Blizzard does not plan to force PC rooms to shift to a new version from the old one. PC rooms that don’t want the new pricing policy can still provide the old version, which can be played free of charge. But few customers would want to play the old version of the game.

PC rooms were the biggest contributor to the mega-popularity of “StarCraft.” On the back of rapid penetration of high-speed internet infrastructure nationwide in the late 1990s and early 2000s, the number of PC rooms increased explosively. As in a symbiotic relationship, PC rooms and “StarCraft” enjoyed the boom together.

Blizzard has also admitted the importance PC rooms as key business partners in Korea. Robert Bridenbecker, who leads the classic games unit at Blizzard, also said PC rooms have long been important partners and friends to the company.

The latest dispute is reminiscent of multiple disputes that Blizzard had in Korea, which have made the popularity of the “StarCraft” franchise wither here.

In 2010, the company drew criticism from PC room owners when they introduced a charging system for other games such as “StarCraft 2.”

Blizzard has also had conflict with the Korea eSports Association (KeSPA) and e-sport broadcasters here. Claiming that KeSPA and Korean e-sport broadcasters had infringed on its intellectual property rights by airing e-sport tournament events for “StarCraft” without paying for it, the company fought with them for four years from 2007.

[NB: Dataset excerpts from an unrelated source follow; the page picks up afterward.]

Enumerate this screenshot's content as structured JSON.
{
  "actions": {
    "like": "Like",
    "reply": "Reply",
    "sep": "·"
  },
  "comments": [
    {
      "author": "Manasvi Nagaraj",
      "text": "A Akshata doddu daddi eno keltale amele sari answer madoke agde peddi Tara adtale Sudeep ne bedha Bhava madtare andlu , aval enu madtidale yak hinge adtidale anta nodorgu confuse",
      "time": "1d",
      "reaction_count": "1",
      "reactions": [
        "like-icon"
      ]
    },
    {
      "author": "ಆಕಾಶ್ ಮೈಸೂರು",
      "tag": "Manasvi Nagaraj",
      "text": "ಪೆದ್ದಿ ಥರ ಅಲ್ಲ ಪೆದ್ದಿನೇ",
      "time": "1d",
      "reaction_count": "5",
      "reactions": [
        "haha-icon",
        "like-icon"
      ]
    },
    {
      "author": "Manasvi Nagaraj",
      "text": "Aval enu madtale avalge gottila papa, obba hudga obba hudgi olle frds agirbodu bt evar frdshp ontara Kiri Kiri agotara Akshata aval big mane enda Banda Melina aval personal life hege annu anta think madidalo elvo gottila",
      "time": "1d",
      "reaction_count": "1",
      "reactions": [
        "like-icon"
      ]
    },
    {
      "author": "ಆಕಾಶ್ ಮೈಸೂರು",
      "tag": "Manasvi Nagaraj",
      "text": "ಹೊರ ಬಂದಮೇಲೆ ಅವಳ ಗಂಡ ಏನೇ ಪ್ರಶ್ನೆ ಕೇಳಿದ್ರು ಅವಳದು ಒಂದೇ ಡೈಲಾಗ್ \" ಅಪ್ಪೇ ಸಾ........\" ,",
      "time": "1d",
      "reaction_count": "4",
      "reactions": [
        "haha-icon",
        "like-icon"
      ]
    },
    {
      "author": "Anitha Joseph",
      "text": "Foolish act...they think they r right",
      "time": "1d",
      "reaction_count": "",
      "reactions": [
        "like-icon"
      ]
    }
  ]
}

Although the row ended in 2011 with an agreement, the popularity of “StarCraft” as one of the most loved e-sport games has been seriously damaged. Adding to a series of match-fixing scandals by some professional gamers, the “StarCraft” franchise has rapidly lost steam while many e-sport tournaments and leagues were discontinued in the early 2010s.

The pricing policy is a matter of business. But the latest dispute between Blizzard and PC rooms is seen more as an act of greed that may kill “StarCraft” again.